What 3G telephony promises the Indian consumer
YouTube experience on your mobile phone, video chats, Internet TV, streaming music and near-instant data transfers -- these are some of the numerous applications Indian consumers can look forward to with third generation (3G) telecom services.delhi Updated: May 20, 2010 16:01 IST
YouTube experience on your mobile phone, video chats, Internet TV, streaming music and near-instant data transfers -- these are some of the numerous applications Indian consumers can look forward to with third generation (3G) telecom services.

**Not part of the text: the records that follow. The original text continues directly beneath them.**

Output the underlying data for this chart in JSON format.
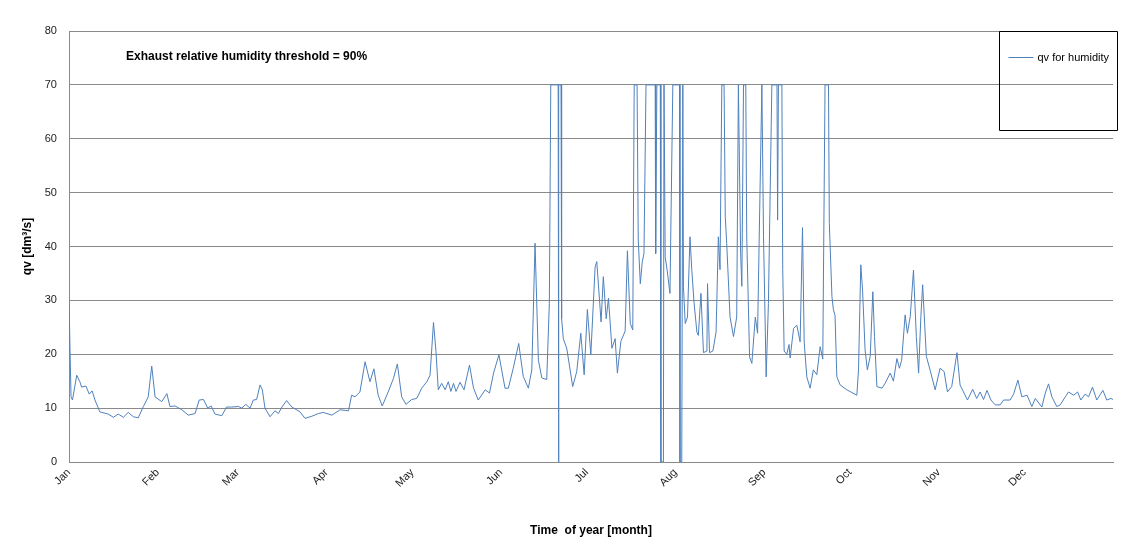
{
  "chart_data": {
    "type": "line",
    "annotations": [
      "Exhaust relative humidity threshold = 90%"
    ],
    "xlabel": "Time  of year [month]",
    "ylabel": "qv [dm³/s]",
    "x": [
      "--01-01",
      "--01-01T17:00",
      "--01-02T05:00",
      "--01-03T17:00",
      "--01-04T19:00",
      "--01-05T10:00",
      "--01-06T22:00",
      "--01-08T02:00",
      "--01-09T02:00",
      "--01-10T02:00",
      "--01-11T19:00",
      "--01-14T17:00",
      "--01-16T12:00",
      "--01-18T05:00",
      "--01-20",
      "--01-21T17:00",
      "--01-23T12:00",
      "--01-25T05:00",
      "--01-27",
      "--01-28T17:00",
      "--01-29T22:00",
      "--01-31T02:00",
      "--02-02T10:00",
      "--02-04T05:00",
      "--02-05T07:00",
      "--02-07T02:00",
      "--02-09T10:00",
      "--02-11T17:00",
      "--02-14T02:00",
      "--02-15T12:00",
      "--02-17",
      "--02-18T12:00",
      "--02-19T17:00",
      "--02-21",
      "--02-23T10:00",
      "--02-25T02:00",
      "--02-26T22:00",
      "--03-01T05:00",
      "--03-02T10:00",
      "--03-03T19:00",
      "--03-05T07:00",
      "--03-06T10:00",
      "--03-07T14:00",
      "--03-08T19:00",
      "--03-09T14:00",
      "--03-10T12:00",
      "--03-12T07:00",
      "--03-14",
      "--03-15T05:00",
      "--03-16T10:00",
      "--03-18T02:00",
      "--03-19T22:00",
      "--03-22T19:00",
      "--03-24T12:00",
      "--03-26T22:00",
      "--03-29T05:00",
      "--03-30T22:00",
      "--04-02T22:00",
      "--04-05T19:00",
      "--04-08T17:00",
      "--04-09T19:00",
      "--04-11",
      "--04-12T17:00",
      "--04-14T12:00",
      "--04-16T05:00",
      "--04-17T14:00",
      "--04-19T02:00",
      "--04-20T12:00",
      "--04-22T14:00",
      "--04-24T10:00",
      "--04-25T19:00",
      "--04-27T07:00",
      "--04-28T19:00",
      "--04-30T19:00",
      "--05-02T14:00",
      "--05-04T07:00",
      "--05-06T02:00",
      "--05-07T05:00",
      "--05-08T10:00",
      "--05-09T07:00",
      "--05-10T02:00",
      "--05-11T07:00",
      "--05-12T12:00",
      "--05-13T14:00",
      "--05-14T12:00",
      "--05-15T10:00",
      "--05-16T07:00",
      "--05-17T17:00",
      "--05-19T02:00",
      "--05-21",
      "--05-22T10:00",
      "--05-24T02:00",
      "--05-26T12:00",
      "--05-28",
      "--05-29T10:00",
      "--05-31T07:00",
      "--06-02T10:00",
      "--06-03T14:00",
      "--06-05T07:00",
      "--06-07T05:00",
      "--06-08T19:00",
      "--06-10T14:00",
      "--06-11T19:00",
      "--06-12T22:00",
      "--06-14T02:00",
      "--06-15T07:00",
      "--06-17",
      "--06-17T22:00",
      "--06-18T10:00",
      "--06-21",
      "--06-21T02:00",
      "--06-21T07:00",
      "--06-22",
      "--06-22T05:00",
      "--06-22T19:00",
      "--06-24",
      "--06-26T02:00",
      "--06-27T12:00",
      "--06-28T22:00",
      "--06-30T02:00",
      "--07-01T05:00",
      "--07-02T10:00",
      "--07-03T22:00",
      "--07-04T12:00",
      "--07-06",
      "--07-06T19:00",
      "--07-07T19:00",
      "--07-08T14:00",
      "--07-09T19:00",
      "--07-10T22:00",
      "--07-11T17:00",
      "--07-12T22:00",
      "--07-14T10:00",
      "--07-15T05:00",
      "--07-16T05:00",
      "--07-17T02:00",
      "--07-17T14:00",
      "--07-18T14:00",
      "--07-19",
      "--07-19T17:00",
      "--07-20T10:00",
      "--07-21",
      "--07-21T17:00",
      "--07-24T22:00",
      "--07-25T02:00",
      "--07-25T12:00",
      "--07-26T17:00",
      "--07-26T22:00",
      "--07-27T19:00",
      "--07-28",
      "--07-28T10:00",
      "--07-29",
      "--07-30T02:00",
      "--07-31T02:00",
      "--08-02T10:00",
      "--08-02T14:00",
      "--08-03T05:00",
      "--08-03T14:00",
      "--08-03T19:00",
      "--08-04T10:00",
      "--08-05T05:00",
      "--08-06T02:00",
      "--08-06T17:00",
      "--08-07T12:00",
      "--08-08T12:00",
      "--08-09",
      "--08-09T22:00",
      "--08-10T19:00",
      "--08-12",
      "--08-12T05:00",
      "--08-12T22:00",
      "--08-14T02:00",
      "--08-15T05:00",
      "--08-16",
      "--08-16T14:00",
      "--08-17T05:00",
      "--08-18",
      "--08-18T10:00",
      "--08-18T22:00",
      "--08-20T02:00",
      "--08-21T07:00",
      "--08-22T10:00",
      "--08-23",
      "--08-23T19:00",
      "--08-24T05:00",
      "--08-24T19:00",
      "--08-25T14:00",
      "--08-25T22:00",
      "--08-26T22:00",
      "--08-27T17:00",
      "--08-28T22:00",
      "--08-29T17:00",
      "--08-31T05:00",
      "--08-31T19:00",
      "--09-01T17:00",
      "--09-02T12:00",
      "--09-03T17:00",
      "--09-05T12:00",
      "--09-05T17:00",
      "--09-06",
      "--09-07T05:00",
      "--09-07T12:00",
      "--09-08",
      "--09-08T22:00",
      "--09-09T17:00",
      "--09-10T02:00",
      "--09-11T07:00",
      "--09-12T10:00",
      "--09-13T14:00",
      "--09-14T10:00",
      "--09-15",
      "--09-15T22:00",
      "--09-17T02:00",
      "--09-18T05:00",
      "--09-19T10:00",
      "--09-20T14:00",
      "--09-21T12:00",
      "--09-22T07:00",
      "--09-23T12:00",
      "--09-23T19:00",
      "--09-24T17:00",
      "--09-25T05:00",
      "--09-25T19:00",
      "--09-26T10:00",
      "--09-27T14:00",
      "--09-29T22:00",
      "--10-03T10:00",
      "--10-04",
      "--10-04T19:00",
      "--10-05T10:00",
      "--10-06T07:00",
      "--10-07T02:00",
      "--10-08T02:00",
      "--10-09",
      "--10-09T14:00",
      "--10-10T10:00",
      "--10-12T05:00",
      "--10-13T07:00",
      "--10-15T02:00",
      "--10-16T05:00",
      "--10-17T10:00",
      "--10-18T07:00",
      "--10-19T02:00",
      "--10-20T07:00",
      "--10-21T02:00",
      "--10-22T02:00",
      "--10-23T05:00",
      "--10-24T05:00",
      "--10-25",
      "--10-25T19:00",
      "--10-26T10:00",
      "--10-27T17:00",
      "--10-29",
      "--10-30T19:00",
      "--11-01T12:00",
      "--11-02T22:00",
      "--11-04T02:00",
      "--11-05T14:00",
      "--11-07T10:00",
      "--11-08T12:00",
      "--11-11T02:00",
      "--11-12T22:00",
      "--11-14T07:00",
      "--11-15T12:00",
      "--11-16T17:00",
      "--11-17T22:00",
      "--11-19T07:00",
      "--11-20T19:00",
      "--11-22T12:00",
      "--11-23T17:00",
      "--11-26",
      "--11-27T05:00",
      "--11-28T17:00",
      "--11-30T02:00",
      "--12-01T22:00",
      "--12-03T14:00",
      "--12-04T19:00",
      "--12-07T02:00",
      "--12-08T07:00",
      "--12-09T10:00",
      "--12-10T14:00",
      "--12-12T07:00",
      "--12-13T12:00",
      "--12-15T07:00",
      "--12-16T10:00",
      "--12-18T05:00",
      "--12-19T14:00",
      "--12-20T17:00",
      "--12-22T05:00",
      "--12-23T10:00",
      "--12-24T19:00",
      "--12-26T07:00",
      "--12-28T10:00",
      "--12-29T19:00",
      "--12-31T05:00",
      "--12-31T23:00"
    ],
    "series": [
      {
        "name": "qv for humidity",
        "color": "#4f81bd",
        "values": [
          30,
          12.1,
          11.5,
          16.1,
          14.9,
          13.9,
          14.1,
          12.6,
          13.2,
          11.5,
          9.3,
          8.9,
          8.3,
          8.9,
          8.3,
          9.2,
          8.4,
          8.2,
          10.3,
          12.1,
          17.8,
          12.1,
          11.2,
          12.7,
          10.3,
          10.4,
          9.7,
          8.7,
          9,
          11.5,
          11.6,
          10,
          10.4,
          8.9,
          8.6,
          10.2,
          10.2,
          10.3,
          10,
          10.7,
          10,
          11.5,
          11.6,
          14.3,
          13.4,
          10,
          8.4,
          9.5,
          9,
          10.2,
          11.4,
          10.2,
          9.3,
          8.1,
          8.5,
          9,
          9.2,
          8.7,
          9.7,
          9.5,
          12.4,
          12.1,
          13,
          18.6,
          14.9,
          17.3,
          12.4,
          10.4,
          13,
          15.5,
          18.2,
          12.1,
          10.7,
          11.6,
          11.8,
          13.7,
          14.9,
          16.1,
          25.9,
          20.5,
          13.4,
          14.6,
          13.4,
          14.9,
          13.1,
          14.6,
          13.1,
          14.8,
          13.4,
          18,
          13.7,
          11.5,
          13.4,
          12.8,
          16.5,
          19.9,
          13.7,
          13.7,
          17.4,
          22,
          15.9,
          13.7,
          17.1,
          40.6,
          18.9,
          15.6,
          15.3,
          29.4,
          70,
          70,
          0,
          70,
          70,
          26.6,
          22.9,
          21.1,
          14,
          16.8,
          23.9,
          16.2,
          28.3,
          19.9,
          36.2,
          37.2,
          26,
          34.4,
          26.6,
          30.4,
          21.1,
          22.9,
          16.5,
          22.4,
          24.3,
          39.2,
          25.7,
          24.5,
          70,
          70,
          41.2,
          33.1,
          37.2,
          38.7,
          70,
          70,
          38.7,
          70,
          70,
          0,
          0,
          70,
          38,
          36,
          31.3,
          70,
          70,
          0,
          0,
          70,
          32.6,
          25.7,
          26.9,
          41.8,
          35.7,
          29.6,
          24.1,
          23.5,
          31.3,
          20.3,
          20.6,
          33.1,
          20.3,
          20.6,
          24.1,
          41.8,
          35.7,
          70,
          70,
          45.5,
          40.6,
          26.9,
          23.3,
          26.9,
          70,
          38.7,
          32.6,
          70,
          70,
          41.8,
          19.5,
          18.3,
          26.9,
          23.9,
          70,
          41.8,
          15.8,
          29.4,
          70,
          70,
          44.9,
          70,
          70,
          35.7,
          20.6,
          20,
          21.8,
          19.3,
          24.8,
          25.4,
          22.3,
          43.5,
          22.3,
          15.8,
          13.7,
          17.1,
          16.2,
          21.4,
          19.1,
          70,
          70,
          44.3,
          30.7,
          28.3,
          27.2,
          15.8,
          14.3,
          13.4,
          12.4,
          17.1,
          36.6,
          31.9,
          20.8,
          17.1,
          19.6,
          31.6,
          23.3,
          14,
          13.7,
          14.6,
          16.5,
          15,
          19.2,
          17.4,
          18.9,
          27.3,
          23.9,
          27,
          35.6,
          23.3,
          16.5,
          27,
          32.9,
          19.6,
          17.1,
          13.4,
          17.4,
          16.8,
          13,
          14,
          20.3,
          14.3,
          11.5,
          13.5,
          11.8,
          13,
          11.6,
          13.3,
          11.5,
          10.6,
          10.6,
          11.5,
          11.5,
          12.6,
          15.2,
          12.1,
          12.4,
          10.3,
          11.8,
          10.2,
          12.8,
          14.5,
          12.1,
          10.3,
          10.6,
          12.1,
          13,
          12.4,
          13,
          11.5,
          12.6,
          12.1,
          13.9,
          11.5,
          13.3,
          11.5,
          11.8,
          11.6
        ]
      }
    ],
    "xlim": [
      "--01-01",
      "--12-31T23:00"
    ],
    "xticks": [
      {
        "value": "--01-01",
        "label": "Jan"
      },
      {
        "value": "--02-01",
        "label": "Feb"
      },
      {
        "value": "--03-01",
        "label": "Mar"
      },
      {
        "value": "--04-01",
        "label": "Apr"
      },
      {
        "value": "--05-01",
        "label": "May"
      },
      {
        "value": "--06-01",
        "label": "Jun"
      },
      {
        "value": "--07-01",
        "label": "Jul"
      },
      {
        "value": "--08-01",
        "label": "Aug"
      },
      {
        "value": "--09-01",
        "label": "Sep"
      },
      {
        "value": "--10-01",
        "label": "Oct"
      },
      {
        "value": "--11-01",
        "label": "Nov"
      },
      {
        "value": "--12-01",
        "label": "Dec"
      }
    ],
    "ylim": [
      0,
      80
    ],
    "yticks": [
      0,
      10,
      20,
      30,
      40,
      50,
      60,
      70,
      80
    ],
    "grid": "y",
    "legend": "top right",
    "marker": "none",
    "line_style": "solid"
  }
}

Even though the two state-run firms -- Mahanagar Telephone Nigam Ltd and Bharat Sanchar Nigam Ltd -- have already started 3G services in India, the competition is now set to heat up, following the auction of airways to private players to start such a service.
They hope their 3G networks will be up and running over the next six months, adding another feather to the world's second largest mobile phone network, which has about 600 million phone subscribers and 20 million new users every month.
The main enabler is the technology, since both the second and third generation telephony services use airwaves -- also called frequency spectrum -- to carry signals. Only that, airways are better exploited in 3G telephony, making applications several times faster than 2G.
Globally, the first commercial launch of 3G services was by NTT DoCoMo in Japan in October 2001, followed by SK Telecom in South Korea in January 2002 and by KT, also of South Korea, in May the same year.
So the next time you access the Internet with a 3G-enabled phone, the page-view will be near instant, unlike a half-a-minute or so you may take today. For the same reason, you can also watch TV, play online games, download videos and listen to streaming music on your 3G phone.
Of course, the service will come for a cost, especially after the auction has resulted in a licence fee of over $5.5 billion for the government for the 71 slots available in 22 circles into which the country has been geographically divided.
Depending on how much of download you intend to do, measured in mega byte, the service may cost anywhere between Rs 1,000 to Rs 4,000 per month, as per initial estimates available with telecom operators.
"The numbers are mind boggling and it is going to be a big challenge for operators to leverage high costs and still be able to offer the service at low cost," said Prasanto K Roy, chief editor with CyberMedia's, referring to the high fee for spectrum.
"Companies will use part of this spectrum for voice services, but it will also help in the spread of data services throughout the country," Roy said, hoping for service cost to eventually fall, as was the case with 2G services.
The handset for 3G must also be compatible and may set you back by Rs 15,000 or so, though analysts like Sanjit Chatterjee, director with the Singapore-based mobile internet solutions provider REVE Systems, expect prices to drop.
"While all 600 million Indian mobile subscribers don't own handsets that support data services, it is a matter of time when some cheaper 'copycats' will be within every mobile user's reach for one-tenth the average price of a smart phone," Chatterjee said.
Already there is a wide choice of 3G-enabled handsets to choose from, like the Apple iPhone 3GS, Samsung i900 Omnia, Nokia E71, Nokia N96, BlackBerry Bold 9000, Nokia N85, Motorola Q9h, Sony Ericsson C702 and Samsung Corby PRO.
At the same time, China's Huawei is planning to sell its entry-level phones within $80 to $100 (Rs 3,600 to Rs 4,500), while South Korea's LG intends to priced a few models at $100 a piece.